La organización no gubernamental —que ha analizado más de diez tipos de pescados diferentes— explica que en muchas ocasiones los pescados son sustituidos por otras especies que suelen tener un precio menor, según queda recogido en su reciente estudio titulado ‘GatoXLiebre 2.0’.

Así, se descubrió que «los maestros del disfraz» sustituyen el marlín en el 100 % de los casos, mientras que hacen lo propio con el 88 % del róbalo o huachinango comercializado, que suele ser suplantado por basa, una especie mucho más barata que se importa de China y Vietnam. En el caso de la curvina el ‘cambiazo’ se produce en un 53 % de las ocasiones.

«Problema público de grandes dimensiones»

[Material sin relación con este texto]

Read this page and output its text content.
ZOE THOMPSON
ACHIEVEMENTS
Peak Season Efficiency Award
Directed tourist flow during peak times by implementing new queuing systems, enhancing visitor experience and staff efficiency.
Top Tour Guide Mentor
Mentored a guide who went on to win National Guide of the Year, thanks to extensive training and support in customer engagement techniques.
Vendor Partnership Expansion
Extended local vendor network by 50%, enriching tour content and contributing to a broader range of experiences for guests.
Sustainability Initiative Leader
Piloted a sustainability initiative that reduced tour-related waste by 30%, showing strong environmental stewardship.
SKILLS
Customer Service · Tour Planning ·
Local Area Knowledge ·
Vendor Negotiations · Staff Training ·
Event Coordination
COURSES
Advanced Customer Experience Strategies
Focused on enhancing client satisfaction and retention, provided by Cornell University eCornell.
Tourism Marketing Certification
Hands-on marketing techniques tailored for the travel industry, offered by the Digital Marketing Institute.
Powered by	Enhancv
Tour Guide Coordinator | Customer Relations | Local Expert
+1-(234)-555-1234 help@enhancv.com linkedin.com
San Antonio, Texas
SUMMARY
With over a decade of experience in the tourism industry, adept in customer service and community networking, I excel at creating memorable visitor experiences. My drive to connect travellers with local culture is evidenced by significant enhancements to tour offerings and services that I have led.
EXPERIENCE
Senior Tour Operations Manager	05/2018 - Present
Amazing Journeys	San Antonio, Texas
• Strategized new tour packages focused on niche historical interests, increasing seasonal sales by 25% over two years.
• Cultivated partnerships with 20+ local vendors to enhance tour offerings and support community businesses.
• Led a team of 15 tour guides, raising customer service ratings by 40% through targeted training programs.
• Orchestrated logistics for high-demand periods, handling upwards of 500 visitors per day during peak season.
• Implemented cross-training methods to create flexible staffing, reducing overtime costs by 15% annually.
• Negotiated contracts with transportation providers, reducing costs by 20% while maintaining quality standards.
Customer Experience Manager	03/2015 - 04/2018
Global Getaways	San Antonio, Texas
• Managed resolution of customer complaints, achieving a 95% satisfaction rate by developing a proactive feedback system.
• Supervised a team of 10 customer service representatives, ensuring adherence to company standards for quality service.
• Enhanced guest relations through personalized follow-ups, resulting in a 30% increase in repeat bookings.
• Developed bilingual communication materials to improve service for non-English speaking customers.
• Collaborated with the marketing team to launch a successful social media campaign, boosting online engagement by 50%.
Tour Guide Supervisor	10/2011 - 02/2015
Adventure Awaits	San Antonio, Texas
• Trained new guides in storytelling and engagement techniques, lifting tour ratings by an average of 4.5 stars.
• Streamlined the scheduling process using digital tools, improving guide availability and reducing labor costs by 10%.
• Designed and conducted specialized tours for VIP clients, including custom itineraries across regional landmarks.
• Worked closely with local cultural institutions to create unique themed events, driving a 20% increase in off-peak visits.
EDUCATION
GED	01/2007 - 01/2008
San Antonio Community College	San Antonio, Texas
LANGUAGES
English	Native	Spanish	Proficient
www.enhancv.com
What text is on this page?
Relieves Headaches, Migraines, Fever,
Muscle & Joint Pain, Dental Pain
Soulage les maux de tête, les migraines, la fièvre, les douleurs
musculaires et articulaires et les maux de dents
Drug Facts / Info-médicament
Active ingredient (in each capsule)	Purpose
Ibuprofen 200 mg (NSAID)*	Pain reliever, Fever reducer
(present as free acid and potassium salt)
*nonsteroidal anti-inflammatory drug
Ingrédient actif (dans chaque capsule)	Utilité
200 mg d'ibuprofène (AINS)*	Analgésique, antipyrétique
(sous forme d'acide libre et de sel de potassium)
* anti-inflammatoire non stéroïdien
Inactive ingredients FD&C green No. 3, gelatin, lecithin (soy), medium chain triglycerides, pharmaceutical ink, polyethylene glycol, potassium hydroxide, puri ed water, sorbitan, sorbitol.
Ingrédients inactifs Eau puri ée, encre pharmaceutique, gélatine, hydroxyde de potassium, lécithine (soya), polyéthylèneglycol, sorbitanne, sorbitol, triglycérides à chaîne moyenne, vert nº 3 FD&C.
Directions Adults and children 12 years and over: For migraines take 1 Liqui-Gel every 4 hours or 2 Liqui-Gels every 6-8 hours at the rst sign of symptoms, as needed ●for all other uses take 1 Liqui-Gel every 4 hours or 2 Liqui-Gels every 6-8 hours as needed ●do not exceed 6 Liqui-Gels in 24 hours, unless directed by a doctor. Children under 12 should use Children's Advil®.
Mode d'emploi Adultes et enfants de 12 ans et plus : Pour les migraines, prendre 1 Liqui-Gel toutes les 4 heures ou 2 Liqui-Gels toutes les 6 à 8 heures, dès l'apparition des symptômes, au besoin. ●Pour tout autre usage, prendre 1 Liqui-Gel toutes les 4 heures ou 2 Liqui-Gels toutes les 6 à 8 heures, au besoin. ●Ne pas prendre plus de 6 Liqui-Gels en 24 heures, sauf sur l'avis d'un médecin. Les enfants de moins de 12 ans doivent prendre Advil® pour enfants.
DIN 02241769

Esto supone que, por ejemplo, un kilo de róbalo o de huachinango pueda llegar a costar 23,90 o 20,09 dólares, respectivamente, aunque el cliente en realidad está comprando tilapia, cuyo precio de venta es de 3,32 dólares. Lo mismo sucede con la cabrilla, que se vende a 24,14 dólares, a pesar de que su precio real es de 3,90 el kilo.

Oceana asegura haber detectado engaño en la mitad de las veces que compraron en pescaderías, mientras que el fraude ocurrió en dos de cada cinco ocasiones cuando pidieron pescado en restaurantes.

«Los consumidores son los más perjudicados, ya que pagan un sobreprecio por pescados que no son los que ordenaron o pidieron», afirma Renata Terrazas, directora ejecutiva de la ONG. «Aportamos la evidencia de un problema público de grandes dimensiones», subraya.

Posible solución

Por su parte, Mariana Aziz, directora de campañas de Transparencia de Oceana, recalca que esta práctica perjudica al bolsillo del consumidor, pues a veces la diferencia de precio entre el pescado solicitado y el obtenido es del 700 %. «Como consumidores tenemos derecho a recibir el producto por el que pagamos y a tomar nuestras decisiones con la mejor información disponible», reclama.

El texto sostiene que el engaño «genera afectaciones económicas graves para los pescadores», porque para el sector es complicado poder competir en el mercado con productos importados baratos. Asimismo, detalla que la práctica también afecta a la salud de los mares, pues se contrapone con los esfuerzos de proteger especies amenazadas como el tiburón mako.

Por todo ello, la ONG propone llevar a cabo una política de trazabilidad de los productos pesqueros con la finalidad de poder rastrear qué trayecto recorre el pescado desde que sale del mar hasta que llega a las mesas de los consumidores, de modo que se pueda «brindar información veraz sobre la especie y origen del pescado que comemos».